Desde luego, el incremento promedio de la depresión desde un 8,5% antes de la pandemia (2017-2018) a casi un 28% a consecuencia del COVID-19 es mucho más marcado entre aquellas personas que sufrieron directamente ciertos factores de estrés vinculados al coronavirus, como la pérdida del empleo o la muerte de un familiar. Los encuestados que tenían ahorros por menos de USD 5.000 resultaron un 50% más propensos a tener síntomas que aquellos con más recursos. También se encontró una mayor incidencia de depresión en las mujeres que en los hombres y en los solteros que entre aquellos que convivían con otra persona.
Otras diferencias sociales incluyeron que antes de la pandemia el promedio de afroamericanos, blancos y latinos con un síntoma de depresión rondaba el 8,4%, y después creció respectivamente al 24,2%, 26,5% y 34%. Para los asiático-americanos el salto resultó proporcionalmente mayor: del 4,4% antes al 23,1% después del coronavirus.
Por último, el incremento de síntomas varió por edad: los adultos de 18 a 39 años aumentaron del 9% al 38,8%; los de 40 a 59, del 8,5% al 26,8% y los de más de 60 años de 7,9% a 14,9 por ciento. En todos los casos, no sólo aumentó la cantidad de señales de depresión sino que se volvieron más intensas y graves.
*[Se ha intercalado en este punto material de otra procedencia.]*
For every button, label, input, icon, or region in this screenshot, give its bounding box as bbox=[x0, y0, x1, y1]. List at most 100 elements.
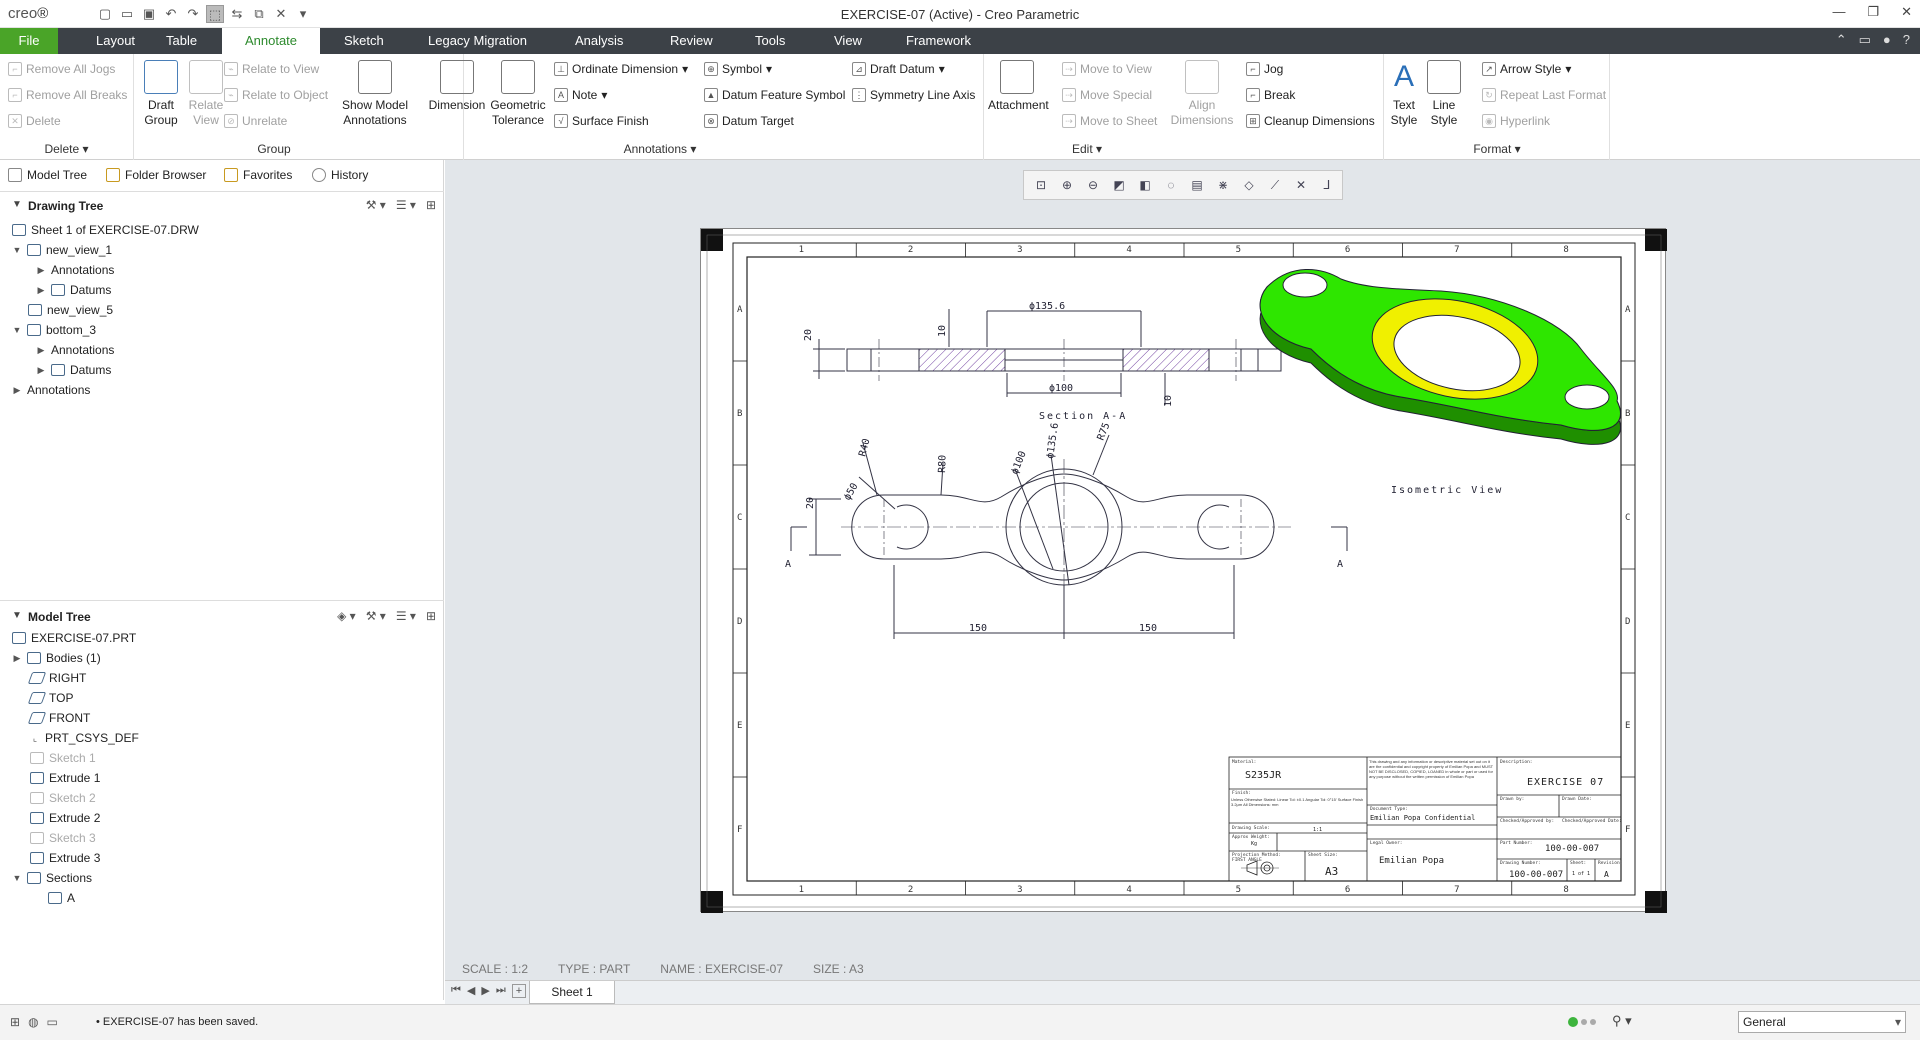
show-model-annotations-button[interactable]: Show Model Annotations bbox=[338, 60, 412, 128]
tab-legacy-migration[interactable]: Legacy Migration bbox=[416, 28, 539, 54]
tree-node-sketch[interactable]: Sketch 1 bbox=[30, 748, 96, 768]
unrelate-button[interactable]: ⊘ Unrelate bbox=[224, 114, 287, 128]
relate-to-view-button[interactable]: ⌁ Relate to View bbox=[224, 62, 319, 76]
prev-sheet-icon[interactable]: ◀ bbox=[467, 984, 475, 998]
display-style-icon[interactable]: ◧ bbox=[1134, 175, 1156, 195]
move-to-sheet-button[interactable]: ⇢ Move to Sheet bbox=[1062, 114, 1157, 128]
tab-tools[interactable]: Tools bbox=[743, 28, 797, 54]
tab-framework[interactable]: Framework bbox=[894, 28, 983, 54]
zoom-in-icon[interactable]: ⊕ bbox=[1056, 175, 1078, 195]
draft-datum-button[interactable]: ⊿ Draft Datum ▾ bbox=[852, 62, 945, 76]
delete-button[interactable]: ✕ Delete bbox=[8, 114, 61, 128]
geometric-tolerance-button[interactable]: Geometric Tolerance bbox=[486, 60, 550, 128]
edit-group-label[interactable]: Edit ▾ bbox=[984, 142, 1190, 156]
tree-node-extrude[interactable]: Extrude 2 bbox=[30, 808, 100, 828]
first-sheet-icon[interactable]: ⏮ bbox=[451, 984, 461, 998]
close-icon[interactable]: ✕ bbox=[1901, 4, 1912, 20]
tab-folder-browser[interactable]: Folder Browser bbox=[106, 168, 206, 182]
align-dimensions-button[interactable]: Align Dimensions bbox=[1170, 60, 1234, 128]
filter-icon[interactable]: ⊞ bbox=[426, 609, 436, 623]
tab-layout[interactable]: Layout bbox=[84, 28, 147, 54]
tab-favorites[interactable]: Favorites bbox=[224, 168, 292, 182]
datum-feature-symbol-button[interactable]: ▲ Datum Feature Symbol bbox=[704, 88, 845, 102]
csys-display-icon[interactable]: ⅃ bbox=[1316, 175, 1338, 195]
find-icon[interactable]: ⚲ ▾ bbox=[1612, 1013, 1632, 1029]
browser-icon[interactable]: ◍ bbox=[28, 1015, 38, 1029]
arrow-style-button[interactable]: ↗ Arrow Style ▾ bbox=[1482, 62, 1571, 76]
move-to-view-button[interactable]: ⇢ Move to View bbox=[1062, 62, 1152, 76]
tree-node-datum-plane[interactable]: FRONT bbox=[27, 708, 90, 728]
add-sheet-icon[interactable]: + bbox=[511, 984, 527, 998]
tab-view[interactable]: View bbox=[822, 28, 874, 54]
tree-node-datum-plane[interactable]: RIGHT bbox=[27, 668, 86, 688]
drawing-tree-header[interactable]: ▼ Drawing Tree ⚒ ▾ ☰ ▾ ⊞ bbox=[0, 194, 444, 218]
layers-icon[interactable]: ◈ ▾ bbox=[337, 609, 356, 623]
symmetry-line-axis-button[interactable]: ⋮ Symmetry Line Axis bbox=[852, 88, 975, 102]
saved-views-icon[interactable]: ◌ bbox=[1160, 175, 1182, 195]
tree-node-annotations[interactable]: ▶ Annotations bbox=[36, 340, 115, 360]
last-sheet-icon[interactable]: ⏭ bbox=[496, 984, 506, 998]
grid-icon[interactable]: ⊞ bbox=[10, 1015, 20, 1029]
view-manager-icon[interactable]: ▤ bbox=[1186, 175, 1208, 195]
draft-group-button[interactable]: Draft Group bbox=[140, 60, 182, 128]
move-special-button[interactable]: ⇢ Move Special bbox=[1062, 88, 1152, 102]
tree-node-view[interactable]: ▼ bottom_3 bbox=[12, 320, 97, 340]
refit-icon[interactable]: ⊡ bbox=[1030, 175, 1052, 195]
tree-node-bodies[interactable]: ▶ Bodies (1) bbox=[12, 648, 101, 668]
cleanup-dimensions-button[interactable]: ⊞ Cleanup Dimensions bbox=[1246, 114, 1375, 128]
remove-all-breaks-button[interactable]: ⌐ Remove All Breaks bbox=[8, 88, 127, 102]
jog-button[interactable]: ⌐ Jog bbox=[1246, 62, 1283, 76]
dimension-button[interactable]: Dimension bbox=[424, 60, 490, 113]
user-icon[interactable]: ● bbox=[1883, 32, 1891, 48]
tree-node-datum-plane[interactable]: TOP bbox=[27, 688, 73, 708]
tab-table[interactable]: Table bbox=[154, 28, 209, 54]
regen-status[interactable] bbox=[1568, 1017, 1596, 1027]
relate-to-object-button[interactable]: ⌁ Relate to Object bbox=[224, 88, 328, 102]
fullscreen-icon[interactable]: ▭ bbox=[47, 1015, 58, 1029]
line-style-button[interactable]: Line Style bbox=[1422, 60, 1466, 128]
text-style-button[interactable]: A Text Style bbox=[1382, 60, 1426, 128]
minimize-icon[interactable]: — bbox=[1832, 4, 1845, 20]
attachment-button[interactable]: Attachment bbox=[988, 60, 1049, 113]
surface-finish-button[interactable]: √ Surface Finish bbox=[554, 114, 649, 128]
relate-view-button[interactable]: Relate View bbox=[184, 60, 228, 128]
tree-node-sections[interactable]: ▼ Sections bbox=[12, 868, 93, 888]
tree-node-section[interactable]: A bbox=[48, 888, 75, 908]
repaint-icon[interactable]: ◩ bbox=[1108, 175, 1130, 195]
remove-all-jogs-button[interactable]: ⌐ Remove All Jogs bbox=[8, 62, 115, 76]
tree-node-datums[interactable]: ▶ Datums bbox=[36, 280, 112, 300]
collapse-icon[interactable]: ▼ bbox=[12, 199, 22, 210]
note-button[interactable]: A Note ▾ bbox=[554, 88, 607, 102]
tree-node-annotations[interactable]: ▶ Annotations bbox=[36, 260, 115, 280]
help-icon[interactable]: ? bbox=[1903, 32, 1910, 48]
tab-review[interactable]: Review bbox=[658, 28, 725, 54]
selection-filter[interactable]: General ▾ bbox=[1738, 1011, 1906, 1033]
next-sheet-icon[interactable]: ▶ bbox=[481, 984, 489, 998]
tree-node-view[interactable]: ▼ new_view_1 bbox=[12, 240, 113, 260]
tab-sketch[interactable]: Sketch bbox=[332, 28, 396, 54]
tree-node-extrude[interactable]: Extrude 1 bbox=[30, 768, 100, 788]
tab-analysis[interactable]: Analysis bbox=[563, 28, 635, 54]
format-group-label[interactable]: Format ▾ bbox=[1384, 142, 1610, 156]
collapse-ribbon-icon[interactable]: ⌃ bbox=[1836, 32, 1847, 48]
symbol-button[interactable]: ⊕ Symbol ▾ bbox=[704, 62, 772, 76]
model-tree-header[interactable]: ▼ Model Tree ◈ ▾ ⚒ ▾ ☰ ▾ ⊞ bbox=[0, 600, 444, 628]
plane-display-icon[interactable]: ◇ bbox=[1238, 175, 1260, 195]
tree-settings-icon[interactable]: ⚒ ▾ bbox=[366, 609, 386, 623]
hyperlink-button[interactable]: ◉ Hyperlink bbox=[1482, 114, 1550, 128]
drawing-sheet[interactable]: ϕ135.6 ϕ100 20 10 10 Section A-A ϕ50 R40… bbox=[700, 228, 1667, 913]
window-icon[interactable]: ▭ bbox=[1859, 32, 1871, 48]
tree-settings-icon[interactable]: ⚒ ▾ bbox=[366, 198, 386, 212]
datum-target-button[interactable]: ⊗ Datum Target bbox=[704, 114, 794, 128]
restore-icon[interactable]: ❐ bbox=[1867, 4, 1879, 20]
ordinate-dimension-button[interactable]: ⊥ Ordinate Dimension ▾ bbox=[554, 62, 688, 76]
datum-display-icon[interactable]: ⋇ bbox=[1212, 175, 1234, 195]
tree-node-sketch[interactable]: Sketch 3 bbox=[30, 828, 96, 848]
axis-display-icon[interactable]: ⟋ bbox=[1264, 175, 1286, 195]
point-display-icon[interactable]: ✕ bbox=[1290, 175, 1312, 195]
tree-node-csys[interactable]: ⌞ PRT_CSYS_DEF bbox=[30, 728, 139, 748]
tab-annotate[interactable]: Annotate bbox=[222, 28, 320, 54]
tree-node-datums[interactable]: ▶ Datums bbox=[36, 360, 112, 380]
break-button[interactable]: ⌐ Break bbox=[1246, 88, 1295, 102]
filter-icon[interactable]: ⊞ bbox=[426, 198, 436, 212]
“Parece importante reconocer la posibilidad de que las consecuencias del COVID-19 para la salud mental sean de gran escala”, concluyó el estudio, “a la vez que reconocer que esos efectos pueden ser duraderos y considerar la posibilidad de adoptar medidas preventivas para ayudar a mitigar sus efectos”. Mientras tanto, recomendó que la población considere pequeños cambios de vida como cuidar el sueño, hacer ejercicio y practicar meditación o yoga, además de preservar el apoyo social aunque sea de manera virtual.